AJR  Features
From AJR,   June/July 2011

For Murdoch, a Shocking Reversal of Fortune   

Ten days that shook the mogul. Wed. July 13, 2011

By Rem Rieder
Rem Rieder (rrieder@ajr.umd.edu) is AJR's editor and senior vice president.     


It's a rapid, stunning collapse of Hollywood proportions, perfectly appropriate for the guy who owns 20th Century Fox.

The abrupt reversal of the fortunes of one Rupert Murdoch is truly head-spinning.

It's hard to remember that, just 10 days ago, the media mogul bestrode the world like an Aussie colossus. He was a powerful figure, widely feared by British politicians, a man used to getting what he wanted on both sides of the Atlantic, a man who shrugged off criticism from the elites he so avidly held in contempt.

Then, on July 4, the London newspaper the Guardian reported that in 2002 Murdoch's tabloid News of the World had hacked into the voicemail of a cellphone belonging to Milly Dowler, a missing 13-year-old who later was found murdered. The hackers had even deleted messages to free up space, giving the teenager's parents false hope that she was still alive and perhaps compromising the police investigation.

Suddenly a years-old phone-hacking scandal that the Brits had greeted with yawns hit home, big time. This wasn't just targeting celebrities and politicians, but ordinary people, in the sleaziest of ways. And a contretemps that Murdoch and his empire seemed to have weathered, like so many before it, has engulfed the media baron.

The palpable damage in less than two weeks is staggering:

--Under intense pressure, today he caved and jettisoned his effort to assume 100–percent control of British Sky Broadcasting, a lucrative satellite broadcasting company (Murdoch already owns 39 percent of it).

--Murdoch has closed the 2.7 million-circulation, 168-year-old News of the World, the paper that was his entrée into the U.K. media scene.

--A wide variety of other serious allegations has emerged, including bribing police for information, blackmailing law enforcement officials and obtaining private medical and banking information.

--The contagion has spread to other Murdoch London properties, the upmarket Sunday Times and the tabloid Sun.

--Murdoch, once an intimidating figure whom British public officials cultivated rather than challenged, has become a virtual piñata for them.

--The stock price of Murdoch's News Corp. has declined sharply in the U.S.

--Murdoch, his son James, who runs his British operations, and embattled Murdoch confidant Rebekah Brooks have been summoned to testify before Parliament.

--The sordid episode has triggered government investigations both into the scandal itself and the culture of British journalism.

--Tom Crone, the legal manager of News International, which owns Murdoch's London properties, is out.

And there's much more to come. There's a Watergate feel to the cascade of allegations. Shuttering News of the World, a spectacular attempt at damage control, did little to stem the flow, and neither will abandoning the BSkyB takeover attempt.

Besides the government probes, the Guardian, which has owned the phone hacking story, continues to pound away.

Meanwhile, there are signs that the scandal is spreading across the pond. The Daily Mirror reported that News of the World reporters may have tapped into the cellphones of 9/11 victims. The London newspaper reported that a then-New York City policeman says that the reporters told him they'd pay him for access to the victims' phone records.
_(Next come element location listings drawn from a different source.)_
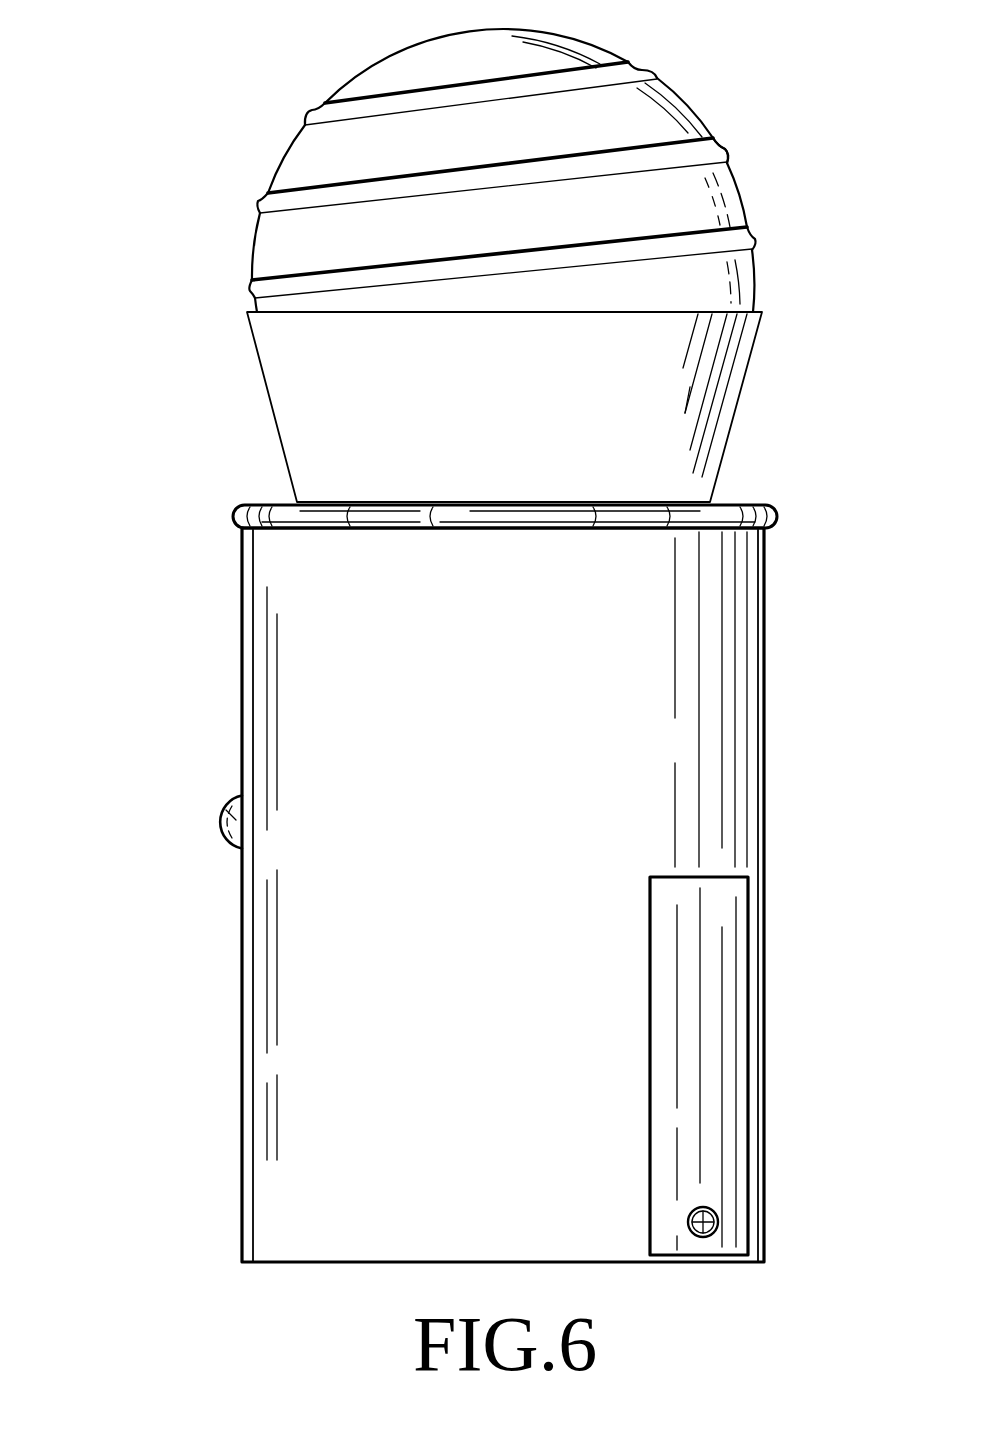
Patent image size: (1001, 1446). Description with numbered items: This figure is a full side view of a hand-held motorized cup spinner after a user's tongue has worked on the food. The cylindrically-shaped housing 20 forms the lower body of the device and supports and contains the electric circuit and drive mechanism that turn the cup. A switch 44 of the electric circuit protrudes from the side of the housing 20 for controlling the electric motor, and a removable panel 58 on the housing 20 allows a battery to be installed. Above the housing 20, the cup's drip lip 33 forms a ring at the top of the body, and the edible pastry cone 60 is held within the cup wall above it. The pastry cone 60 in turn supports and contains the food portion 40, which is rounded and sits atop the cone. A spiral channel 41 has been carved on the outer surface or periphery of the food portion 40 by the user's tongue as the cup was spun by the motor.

The housing 20 is at (300, 578).
The drip lip 33 is at (755, 518).
The food portion 40 is at (318, 165).
The spiral channel 41 is at (717, 143).
The switch 44 is at (230, 820).
The removable panel 58 is at (710, 1067).
The pastry cone 60 is at (288, 402).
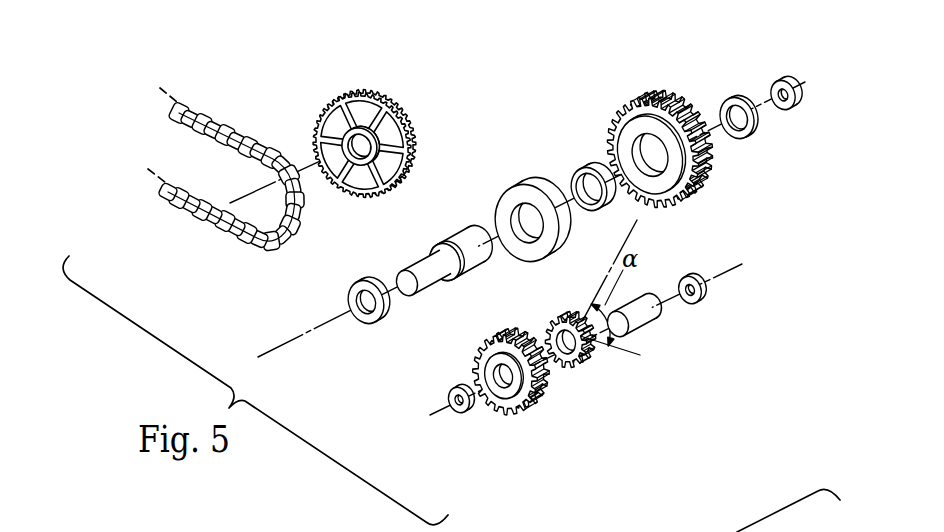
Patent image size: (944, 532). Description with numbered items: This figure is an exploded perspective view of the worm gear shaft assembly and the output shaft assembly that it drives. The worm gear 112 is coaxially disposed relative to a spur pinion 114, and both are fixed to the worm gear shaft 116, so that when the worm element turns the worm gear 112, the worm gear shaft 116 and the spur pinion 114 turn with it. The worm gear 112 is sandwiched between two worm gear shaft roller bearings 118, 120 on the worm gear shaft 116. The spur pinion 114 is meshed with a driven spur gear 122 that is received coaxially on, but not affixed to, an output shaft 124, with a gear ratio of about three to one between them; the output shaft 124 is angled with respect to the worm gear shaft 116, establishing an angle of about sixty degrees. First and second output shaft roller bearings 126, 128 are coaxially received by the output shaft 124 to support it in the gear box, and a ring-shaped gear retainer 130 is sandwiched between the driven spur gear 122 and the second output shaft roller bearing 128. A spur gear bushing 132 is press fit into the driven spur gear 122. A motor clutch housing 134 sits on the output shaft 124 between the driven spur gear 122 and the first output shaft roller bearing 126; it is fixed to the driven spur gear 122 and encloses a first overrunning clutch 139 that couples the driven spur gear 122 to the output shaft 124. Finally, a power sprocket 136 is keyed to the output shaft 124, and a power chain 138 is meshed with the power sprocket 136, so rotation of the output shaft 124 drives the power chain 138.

"His presumption was that they wanted the information so they could hack into the relevant voicemails, just like it has been shown they have done in the UK," the paper said.

The report said the officer, now a private investigator, turned down the offer because he knew "how bad it would look."

Today, U.S. Sen. Jay Rockefeller (D-W. Va.) called on Congress to investigate whether Murdoch's U.S. news properties have engaged in the same kind of illicit behavior as his British ones. Murdoch owns Fox News Channel, the Wall Street Journal and the New York Post.

"The reported hacking by News Corporation newspapers against a range of individuals – including children – is offensive and a serious breach of journalistic ethics," Rockefeller said in a statement. "This raises serious questions about whether the company has broken U.S. law, and I encourage the appropriate agencies to investigate to ensure that Americans have not had their privacy violated. I am concerned that the admitted phone hacking in London by the News Corp. may have extended to 9/11 victims or other Americans. If they did, the consequences will be severe."

As the New York Times' David Carr tweeted today, "Anybody who pretends that they know where News Corp story is headed is bluffing. Way too large, dynamic and fast-moving to tell."